Freya smiles, rides up on the balls of her feet. ‘Think we can go for a fag after this?’ she whispers. I widen my eyes in warning, and ignore her.
‘And now we have our Deputy and Head Girl announcement to make,’ Mrs Allen says. The air around me grows thick and, again, I feel all eyes on me. Chin up, I pull my back straight. I stare at a tiny point in the ceiling above Mrs Allen’s head.
‘We’ve come to a final decision, girls. It was no easy task, believe me. Our decision is based on academic achievement, integrity, a responsible nature –’ Mrs Allen looks around the room and takes off her glasses ‘– and, above all, the ability to lead. Five hundred and eighty-two of you here at Greenwood, with over fifty staff, and the girls we’ve chosen as both Head and Deputy Head, will be expected to be moral and academic guides to each and every one of you.’ Freya shuffles next to me. ‘And so our Deputy Head this year . . .’ She pauses. ‘Is . . .’

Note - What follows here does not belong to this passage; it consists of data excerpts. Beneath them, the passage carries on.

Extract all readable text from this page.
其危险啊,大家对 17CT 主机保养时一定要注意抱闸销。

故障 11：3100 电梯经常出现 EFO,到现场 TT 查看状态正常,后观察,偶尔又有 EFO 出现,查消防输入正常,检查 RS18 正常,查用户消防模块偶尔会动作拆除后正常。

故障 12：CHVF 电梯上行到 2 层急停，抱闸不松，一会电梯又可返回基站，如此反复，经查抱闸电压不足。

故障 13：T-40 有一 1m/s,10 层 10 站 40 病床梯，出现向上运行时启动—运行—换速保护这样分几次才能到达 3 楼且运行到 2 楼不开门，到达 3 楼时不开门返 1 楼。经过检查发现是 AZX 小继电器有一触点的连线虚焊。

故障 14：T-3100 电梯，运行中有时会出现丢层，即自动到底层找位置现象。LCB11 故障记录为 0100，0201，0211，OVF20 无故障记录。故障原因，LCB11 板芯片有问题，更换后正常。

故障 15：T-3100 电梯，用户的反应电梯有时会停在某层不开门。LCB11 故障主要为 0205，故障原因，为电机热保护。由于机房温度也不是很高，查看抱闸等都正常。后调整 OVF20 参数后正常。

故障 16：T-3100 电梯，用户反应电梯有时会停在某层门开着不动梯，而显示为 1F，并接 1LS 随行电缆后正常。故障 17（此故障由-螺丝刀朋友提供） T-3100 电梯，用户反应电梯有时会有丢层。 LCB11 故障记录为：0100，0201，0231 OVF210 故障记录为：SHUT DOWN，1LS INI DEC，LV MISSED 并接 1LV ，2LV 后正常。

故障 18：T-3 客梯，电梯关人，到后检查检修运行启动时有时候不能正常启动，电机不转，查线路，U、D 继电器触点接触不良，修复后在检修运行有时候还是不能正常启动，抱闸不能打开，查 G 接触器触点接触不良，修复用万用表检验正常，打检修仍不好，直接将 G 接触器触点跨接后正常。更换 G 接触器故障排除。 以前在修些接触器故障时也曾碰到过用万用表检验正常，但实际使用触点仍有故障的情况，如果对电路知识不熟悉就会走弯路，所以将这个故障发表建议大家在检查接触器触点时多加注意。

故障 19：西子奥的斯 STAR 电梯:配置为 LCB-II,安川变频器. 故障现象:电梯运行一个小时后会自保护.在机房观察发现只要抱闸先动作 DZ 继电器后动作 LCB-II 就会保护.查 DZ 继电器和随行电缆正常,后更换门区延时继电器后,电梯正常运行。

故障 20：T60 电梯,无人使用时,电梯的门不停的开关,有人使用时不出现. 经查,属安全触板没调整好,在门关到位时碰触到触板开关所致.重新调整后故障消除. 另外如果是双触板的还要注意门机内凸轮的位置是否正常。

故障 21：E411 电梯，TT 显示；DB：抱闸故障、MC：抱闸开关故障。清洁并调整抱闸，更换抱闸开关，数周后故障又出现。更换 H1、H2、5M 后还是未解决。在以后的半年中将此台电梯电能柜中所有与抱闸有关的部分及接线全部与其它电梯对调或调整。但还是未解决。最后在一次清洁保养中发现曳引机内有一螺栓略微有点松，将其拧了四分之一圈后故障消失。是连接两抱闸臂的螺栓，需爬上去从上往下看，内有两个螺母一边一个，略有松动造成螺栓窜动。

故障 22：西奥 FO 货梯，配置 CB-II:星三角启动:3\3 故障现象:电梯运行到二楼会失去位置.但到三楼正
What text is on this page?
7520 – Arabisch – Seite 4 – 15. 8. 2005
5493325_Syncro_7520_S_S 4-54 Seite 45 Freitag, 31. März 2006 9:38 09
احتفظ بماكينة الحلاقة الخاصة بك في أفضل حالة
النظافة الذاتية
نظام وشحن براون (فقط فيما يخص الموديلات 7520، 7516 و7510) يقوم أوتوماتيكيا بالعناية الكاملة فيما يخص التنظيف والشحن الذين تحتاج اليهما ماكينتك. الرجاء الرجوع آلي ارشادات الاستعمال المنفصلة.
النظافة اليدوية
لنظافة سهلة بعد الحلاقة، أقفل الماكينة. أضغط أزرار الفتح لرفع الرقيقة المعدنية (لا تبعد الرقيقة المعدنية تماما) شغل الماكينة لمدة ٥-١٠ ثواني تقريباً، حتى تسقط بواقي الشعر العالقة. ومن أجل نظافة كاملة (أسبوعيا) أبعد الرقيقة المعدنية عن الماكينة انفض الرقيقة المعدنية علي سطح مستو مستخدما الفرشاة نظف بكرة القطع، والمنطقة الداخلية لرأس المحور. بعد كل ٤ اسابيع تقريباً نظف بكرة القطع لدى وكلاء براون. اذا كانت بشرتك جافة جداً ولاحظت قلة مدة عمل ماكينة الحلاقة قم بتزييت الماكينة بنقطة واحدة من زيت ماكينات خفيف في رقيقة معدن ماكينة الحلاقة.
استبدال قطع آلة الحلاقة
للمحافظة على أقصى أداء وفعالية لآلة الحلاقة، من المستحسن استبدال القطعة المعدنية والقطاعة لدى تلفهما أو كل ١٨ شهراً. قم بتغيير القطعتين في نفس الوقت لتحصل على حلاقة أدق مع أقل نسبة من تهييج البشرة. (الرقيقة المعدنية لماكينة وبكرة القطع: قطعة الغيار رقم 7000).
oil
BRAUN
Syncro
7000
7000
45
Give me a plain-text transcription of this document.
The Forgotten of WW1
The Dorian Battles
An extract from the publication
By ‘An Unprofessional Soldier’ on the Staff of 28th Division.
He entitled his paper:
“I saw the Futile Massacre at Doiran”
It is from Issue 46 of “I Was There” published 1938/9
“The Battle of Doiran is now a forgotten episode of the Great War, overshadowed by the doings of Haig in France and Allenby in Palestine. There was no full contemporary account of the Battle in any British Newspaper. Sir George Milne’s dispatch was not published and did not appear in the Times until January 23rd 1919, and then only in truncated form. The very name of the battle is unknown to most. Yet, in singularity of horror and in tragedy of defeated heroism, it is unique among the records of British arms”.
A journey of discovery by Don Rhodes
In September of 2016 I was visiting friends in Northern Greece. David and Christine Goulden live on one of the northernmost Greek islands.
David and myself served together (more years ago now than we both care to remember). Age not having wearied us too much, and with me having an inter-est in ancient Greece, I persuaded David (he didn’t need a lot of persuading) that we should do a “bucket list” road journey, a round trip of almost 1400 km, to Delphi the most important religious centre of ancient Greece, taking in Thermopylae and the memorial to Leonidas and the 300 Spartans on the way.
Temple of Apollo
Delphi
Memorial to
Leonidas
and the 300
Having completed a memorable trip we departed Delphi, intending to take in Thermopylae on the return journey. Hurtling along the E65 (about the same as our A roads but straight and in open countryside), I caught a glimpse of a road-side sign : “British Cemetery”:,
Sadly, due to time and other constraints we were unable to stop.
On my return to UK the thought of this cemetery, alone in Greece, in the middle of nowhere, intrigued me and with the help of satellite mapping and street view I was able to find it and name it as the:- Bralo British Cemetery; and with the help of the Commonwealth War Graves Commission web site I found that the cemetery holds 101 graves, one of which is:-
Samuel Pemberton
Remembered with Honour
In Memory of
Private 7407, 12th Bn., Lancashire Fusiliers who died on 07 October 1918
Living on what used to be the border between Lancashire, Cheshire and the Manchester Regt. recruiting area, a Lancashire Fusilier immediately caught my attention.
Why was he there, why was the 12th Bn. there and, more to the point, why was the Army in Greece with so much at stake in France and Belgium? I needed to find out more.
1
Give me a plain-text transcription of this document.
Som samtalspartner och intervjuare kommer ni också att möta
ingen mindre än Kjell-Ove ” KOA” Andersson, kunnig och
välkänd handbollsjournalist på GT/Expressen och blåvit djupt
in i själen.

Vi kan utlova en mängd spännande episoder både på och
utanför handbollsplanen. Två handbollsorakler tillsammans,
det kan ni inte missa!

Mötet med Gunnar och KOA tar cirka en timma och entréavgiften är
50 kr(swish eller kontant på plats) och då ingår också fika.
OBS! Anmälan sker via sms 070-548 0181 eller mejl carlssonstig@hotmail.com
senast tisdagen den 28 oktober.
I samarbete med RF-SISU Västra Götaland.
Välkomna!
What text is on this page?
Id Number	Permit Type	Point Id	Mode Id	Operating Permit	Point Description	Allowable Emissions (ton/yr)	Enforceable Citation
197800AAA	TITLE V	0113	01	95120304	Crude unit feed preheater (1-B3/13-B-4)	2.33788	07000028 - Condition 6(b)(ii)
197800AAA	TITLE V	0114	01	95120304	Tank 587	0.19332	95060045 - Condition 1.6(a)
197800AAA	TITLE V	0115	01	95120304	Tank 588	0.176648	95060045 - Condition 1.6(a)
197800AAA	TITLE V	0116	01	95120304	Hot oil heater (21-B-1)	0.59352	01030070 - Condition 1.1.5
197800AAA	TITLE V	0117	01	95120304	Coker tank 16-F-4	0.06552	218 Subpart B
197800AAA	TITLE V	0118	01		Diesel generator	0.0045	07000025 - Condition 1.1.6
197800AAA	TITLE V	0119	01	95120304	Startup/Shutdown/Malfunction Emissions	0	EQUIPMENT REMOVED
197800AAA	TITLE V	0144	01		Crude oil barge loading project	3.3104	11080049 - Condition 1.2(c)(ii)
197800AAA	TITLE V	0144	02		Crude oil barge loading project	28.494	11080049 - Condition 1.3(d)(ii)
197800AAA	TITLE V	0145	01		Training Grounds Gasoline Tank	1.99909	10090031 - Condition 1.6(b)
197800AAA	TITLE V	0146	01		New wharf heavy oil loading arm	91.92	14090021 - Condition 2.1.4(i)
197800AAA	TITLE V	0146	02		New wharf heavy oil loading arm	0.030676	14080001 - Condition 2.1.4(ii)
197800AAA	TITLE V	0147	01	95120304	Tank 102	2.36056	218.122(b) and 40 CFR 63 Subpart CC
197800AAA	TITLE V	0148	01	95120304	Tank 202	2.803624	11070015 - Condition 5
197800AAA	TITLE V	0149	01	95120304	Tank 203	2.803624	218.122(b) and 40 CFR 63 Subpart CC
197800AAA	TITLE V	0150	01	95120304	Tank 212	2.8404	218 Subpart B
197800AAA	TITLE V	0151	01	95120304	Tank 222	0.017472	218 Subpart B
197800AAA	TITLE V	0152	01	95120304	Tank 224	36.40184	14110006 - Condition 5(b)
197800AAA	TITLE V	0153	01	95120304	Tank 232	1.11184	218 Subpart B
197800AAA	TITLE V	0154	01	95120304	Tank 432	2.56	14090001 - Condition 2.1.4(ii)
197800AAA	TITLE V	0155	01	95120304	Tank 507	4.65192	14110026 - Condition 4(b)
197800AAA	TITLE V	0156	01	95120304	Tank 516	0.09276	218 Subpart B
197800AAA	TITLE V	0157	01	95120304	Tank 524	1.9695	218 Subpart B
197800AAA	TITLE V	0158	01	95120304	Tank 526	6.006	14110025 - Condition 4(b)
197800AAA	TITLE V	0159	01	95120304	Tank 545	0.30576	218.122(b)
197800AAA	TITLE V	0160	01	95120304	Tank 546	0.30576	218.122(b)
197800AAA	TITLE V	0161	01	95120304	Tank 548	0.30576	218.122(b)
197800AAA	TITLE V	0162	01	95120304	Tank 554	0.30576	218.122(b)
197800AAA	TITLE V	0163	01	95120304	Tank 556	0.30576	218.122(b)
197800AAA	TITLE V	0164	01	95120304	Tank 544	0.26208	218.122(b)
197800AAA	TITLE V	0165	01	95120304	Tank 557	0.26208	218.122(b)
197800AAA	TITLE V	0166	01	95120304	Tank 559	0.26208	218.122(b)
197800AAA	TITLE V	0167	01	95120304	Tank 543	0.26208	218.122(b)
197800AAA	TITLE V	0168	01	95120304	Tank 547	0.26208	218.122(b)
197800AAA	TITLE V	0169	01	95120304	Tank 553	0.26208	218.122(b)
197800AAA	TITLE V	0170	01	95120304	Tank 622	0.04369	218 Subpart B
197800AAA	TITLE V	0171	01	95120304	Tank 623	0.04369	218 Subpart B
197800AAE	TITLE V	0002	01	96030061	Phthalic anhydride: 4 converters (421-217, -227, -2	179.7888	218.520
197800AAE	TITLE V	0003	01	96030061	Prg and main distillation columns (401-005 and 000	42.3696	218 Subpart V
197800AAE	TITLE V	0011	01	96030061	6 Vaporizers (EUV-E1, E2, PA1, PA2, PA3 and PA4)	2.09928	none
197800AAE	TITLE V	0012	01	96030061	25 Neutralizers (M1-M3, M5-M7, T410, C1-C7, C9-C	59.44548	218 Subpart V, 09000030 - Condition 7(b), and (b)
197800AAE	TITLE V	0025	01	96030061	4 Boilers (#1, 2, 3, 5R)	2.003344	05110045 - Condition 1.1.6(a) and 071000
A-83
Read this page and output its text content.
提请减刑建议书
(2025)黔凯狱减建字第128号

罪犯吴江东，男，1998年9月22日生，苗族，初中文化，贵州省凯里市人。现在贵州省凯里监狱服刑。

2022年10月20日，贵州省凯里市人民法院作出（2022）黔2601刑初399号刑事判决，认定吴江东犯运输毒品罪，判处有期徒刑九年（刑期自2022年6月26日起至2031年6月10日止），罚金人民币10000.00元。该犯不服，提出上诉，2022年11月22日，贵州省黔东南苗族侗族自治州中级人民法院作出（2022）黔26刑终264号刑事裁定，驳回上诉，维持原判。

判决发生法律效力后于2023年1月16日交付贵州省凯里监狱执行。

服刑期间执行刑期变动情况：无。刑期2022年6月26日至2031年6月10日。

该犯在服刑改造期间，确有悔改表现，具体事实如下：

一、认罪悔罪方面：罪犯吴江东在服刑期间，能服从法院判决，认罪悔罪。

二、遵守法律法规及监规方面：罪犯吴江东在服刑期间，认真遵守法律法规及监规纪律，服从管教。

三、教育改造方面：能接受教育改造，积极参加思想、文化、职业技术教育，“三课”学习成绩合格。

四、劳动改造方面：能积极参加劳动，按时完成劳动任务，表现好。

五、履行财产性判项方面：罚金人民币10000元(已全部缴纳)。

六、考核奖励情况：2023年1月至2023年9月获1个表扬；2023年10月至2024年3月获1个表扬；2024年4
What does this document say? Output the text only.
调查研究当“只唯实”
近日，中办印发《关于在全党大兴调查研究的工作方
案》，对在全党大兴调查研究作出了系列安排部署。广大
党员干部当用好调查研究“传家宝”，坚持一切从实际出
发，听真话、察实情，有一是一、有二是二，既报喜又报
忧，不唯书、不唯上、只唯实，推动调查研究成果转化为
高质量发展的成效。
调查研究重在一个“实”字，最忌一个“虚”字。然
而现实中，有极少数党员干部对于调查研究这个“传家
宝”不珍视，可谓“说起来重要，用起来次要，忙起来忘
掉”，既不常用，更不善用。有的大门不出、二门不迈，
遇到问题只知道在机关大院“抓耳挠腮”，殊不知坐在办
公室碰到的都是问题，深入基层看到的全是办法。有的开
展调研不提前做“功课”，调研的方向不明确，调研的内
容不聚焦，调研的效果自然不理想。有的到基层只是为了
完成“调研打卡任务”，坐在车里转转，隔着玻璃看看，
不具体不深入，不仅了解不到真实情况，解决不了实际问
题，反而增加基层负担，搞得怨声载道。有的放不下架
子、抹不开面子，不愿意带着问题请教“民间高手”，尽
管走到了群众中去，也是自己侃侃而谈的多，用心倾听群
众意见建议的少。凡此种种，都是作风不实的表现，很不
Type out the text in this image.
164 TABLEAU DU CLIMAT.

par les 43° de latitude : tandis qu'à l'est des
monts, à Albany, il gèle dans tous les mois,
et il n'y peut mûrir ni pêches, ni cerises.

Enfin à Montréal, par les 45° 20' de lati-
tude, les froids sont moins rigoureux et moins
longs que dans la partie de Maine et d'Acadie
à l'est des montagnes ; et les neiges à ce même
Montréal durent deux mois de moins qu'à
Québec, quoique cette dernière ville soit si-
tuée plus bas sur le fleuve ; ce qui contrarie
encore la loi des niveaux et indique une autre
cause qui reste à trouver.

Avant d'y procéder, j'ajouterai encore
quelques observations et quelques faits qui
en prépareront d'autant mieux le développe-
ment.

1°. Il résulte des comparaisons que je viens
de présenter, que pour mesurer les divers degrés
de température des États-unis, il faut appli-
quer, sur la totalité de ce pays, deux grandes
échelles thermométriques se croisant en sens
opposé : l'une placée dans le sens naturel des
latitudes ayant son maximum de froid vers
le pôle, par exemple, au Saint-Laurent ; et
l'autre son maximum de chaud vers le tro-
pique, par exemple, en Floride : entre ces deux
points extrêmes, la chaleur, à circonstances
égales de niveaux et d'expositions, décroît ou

The entire school looks from me to Verity. Mrs Allen is busy getting the badge ready. ‘Sorry, girls. The Deputy Head this year is . . . a great leader who has shown a fantastic attitude both in her personal and school life. She’ll be a strong role model . . .’ It suddenly crosses my mind that she might be talking about me – she hasn’t mentioned sports, which is Verity’s big triumph. I wipe my hands on my skirt and force a smile. ‘If you’d like to come up and get your badge, and everyone please give a cheer to . . . Greenwood’s new Deputy Head, Verity Greenslade.’ My insides swell with relief and I exhale, very slowly. I remain outwardly calm, clapping softly. Verity strides up to shake Mrs Allen’s hand. She turns to face the school and places a squeezed fist in the air. She’s still looking at me, though, eyeballs set with fury.